|The back of Table Mountain through the mist|
I recently had the opportunity to start instructing students at Competent Crew and Day Skipper level in the art of sailing a keel boat. The school is situated in the Cape Town waterfront. Perhaps one of the most beautiful settings imaginable.
So we sail out of Cape Town harbour into Table Bay and surrounds. This includes voyages to the nearby town of Hout Bay, a most picturesque village and small harbour, for an overnight stay.
However, this is where the bland, routine part of the story ends and the “adventure” part begins.
I have now done this return voyage once a week for three weeks running and never had the privilege of plain sailing, so to speak, all the way. This last week being the outstanding adventure of the period.
On our way down to Hout bay in quite misty conditions, the engine starter gave up the ghost. Which meant that we had to now sail in ever so little puffs of wind past the most notorious section of the Cape Peninsula into Hout Bay. Luckily for us the little wind was offshore. But I had to put out a precautionary PAN PAN message on the VHF radio. A PAN PAN is a message just under a distress signal, informing the shipping near you of your predicament. Just in case.
The students performed quite well, having to suddenly navigate in anger, as opposed to the normal, almost, academic exercise when the weather is clear. Then we sailed the boat into the berth at Hout Bay marina, as we had no engine. The operator at Cape Town radio bid us a safe voyage and signed off just as we entered the harbour at Hout Bay.
Chalk up another plus for the Cape of Storms and sail boat karma to make your life interesting.
The next day was spent in some theoretical excercises, as the boat was practically unserviceable unless we got a tow out of the harbour. Not prudent in that neck of the woods, methinks. And we had a very nice pasta salad with tuna, prepared by the students.

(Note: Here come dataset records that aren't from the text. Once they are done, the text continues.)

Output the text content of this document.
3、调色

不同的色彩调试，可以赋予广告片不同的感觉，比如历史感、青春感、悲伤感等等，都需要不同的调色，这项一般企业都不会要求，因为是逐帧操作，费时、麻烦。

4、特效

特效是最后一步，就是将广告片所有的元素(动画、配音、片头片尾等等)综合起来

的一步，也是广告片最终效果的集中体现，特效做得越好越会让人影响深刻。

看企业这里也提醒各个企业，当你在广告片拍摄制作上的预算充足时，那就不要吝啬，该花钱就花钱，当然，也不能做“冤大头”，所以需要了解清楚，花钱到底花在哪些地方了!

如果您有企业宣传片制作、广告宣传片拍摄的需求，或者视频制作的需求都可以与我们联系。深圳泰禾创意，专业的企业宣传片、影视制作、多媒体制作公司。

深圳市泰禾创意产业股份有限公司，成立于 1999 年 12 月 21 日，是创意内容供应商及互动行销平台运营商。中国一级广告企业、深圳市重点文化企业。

|Early morning time in Hout Bay|
We set off again back to Cape Town the next day, sailing in a strong breeze of around twenty knots. This time on a broad reach, we sometimes did eight knots. This is sailing at its best. Clear skies, warm weather, blue water and lots of wind from behind.
Until we got to Clifton, when the engine and wind gave out again, the engine this time from another ailment. We arranged help for later the afternoon and carried on sailing.

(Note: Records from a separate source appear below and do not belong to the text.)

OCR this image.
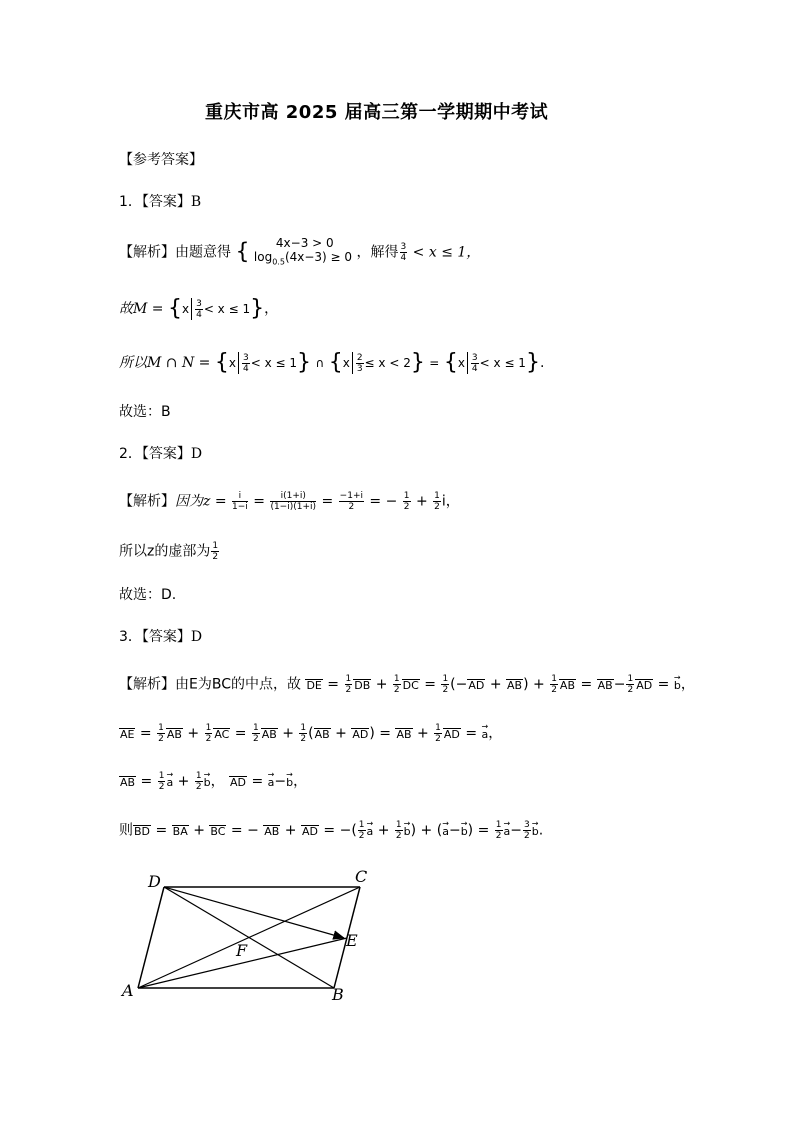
重庆市高 2025 届高三第一学期期中考试
【参考答案】
1．【答案】B
【解析】由题意得 {	4x−3 > 0
$\log_{0.5}(4x-3) \ge 0$ ，解得 $\frac{3}{4} < x \le 1$，
故$M = \{x \frac{3}{4} < x \le 1\}$，
所以M ∩ $N = \{x \frac{3}{4} < x \le 1\}$ ∩ $\{x \frac{2}{3} \le x < 2\} = \{x \frac{3}{4} < x \le 1\}$.
故选：B
2．【答案】D
【解析】因为$z = \frac{i}{1-i} = \frac{i(1+i)}{(1-i)(1+i)} = \frac{-1+i}{2}$ = − $\frac{1}{2} + \frac{1}{2}$ i，
所以z的虚部为 $\frac{1}{2}$
故选：D.
3．【答案】D
【解析】由E为BC的中点，故 DE = $\frac{1}{2}$ DB + $\frac{1}{2}$ DC = $\frac{1}{2} (-AD + AB) + \frac{1}{2}$ AB = $AB- \frac{1}{2}$ AD = → b，
AE = $\frac{1}{2}$ AB + $\frac{1}{2}$ AC = $\frac{1}{2}$ AB + $\frac{1}{2} (AB + AD)$ = AB + $\frac{1}{2}$ AD = → a，
AB = $\frac{1}{2}$
→ $a + \frac{1}{2}$
→ b， AD = → a−→ b，
则BD = BA + BC = − AB + AD = −( $\frac{1}{2}$
→ $a + \frac{1}{2}$
→ b) + (→ $a-\to b) = \frac{1}{2}$
→ $a- \frac{3}{2}$
→ b.
D	C
E
F
A	B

With the lull in the wind, the students opted for making a decent cooked lunch. This time a spaghetti Bolognesa. Halfway through their latest culinary adventure, the wind picked up to around twenty-five knots as we rounded Green Point. This meant a real culinary adventure, as the students were now preparing food and cooking in literally a near gale.
Having eaten the cooked lunch in these conditions, we carried on with some sailing exercises, after which we sailed the boat back to the port and called for our arranged assistance. By this time the wind was quite heavy, as it had picked up towards sunset. The tow was not going to be able to tow us, so we opted to sail into the V&A Waterfront.
|Sunset in Hout Bay, the wind picking up.|
The question now arises on whether all of this was good or bad.
For my money we all had an adventure that you probably could not buy for money. The students not only learned to sail in heavy conditions, they also learned to cook in such conditions. They navigated in earnest in misty, low visibility conditions, and sailed a boat into the berth.
|Final closing cruise. Wonderfully |
mild weather after our adventure
But mostly, after all has been said and done, it is about the adventure. Lin and Larry Pardey must count among the most famous of sailing cruisers in this world of ours. The title of Herb McCormick's book on the lives and times of Lin and Larry Pardey reads “As Long As It's Fun.”
He got the title nailed on the dot.
I shall follow that motto to the end. And I am sure my students will agree.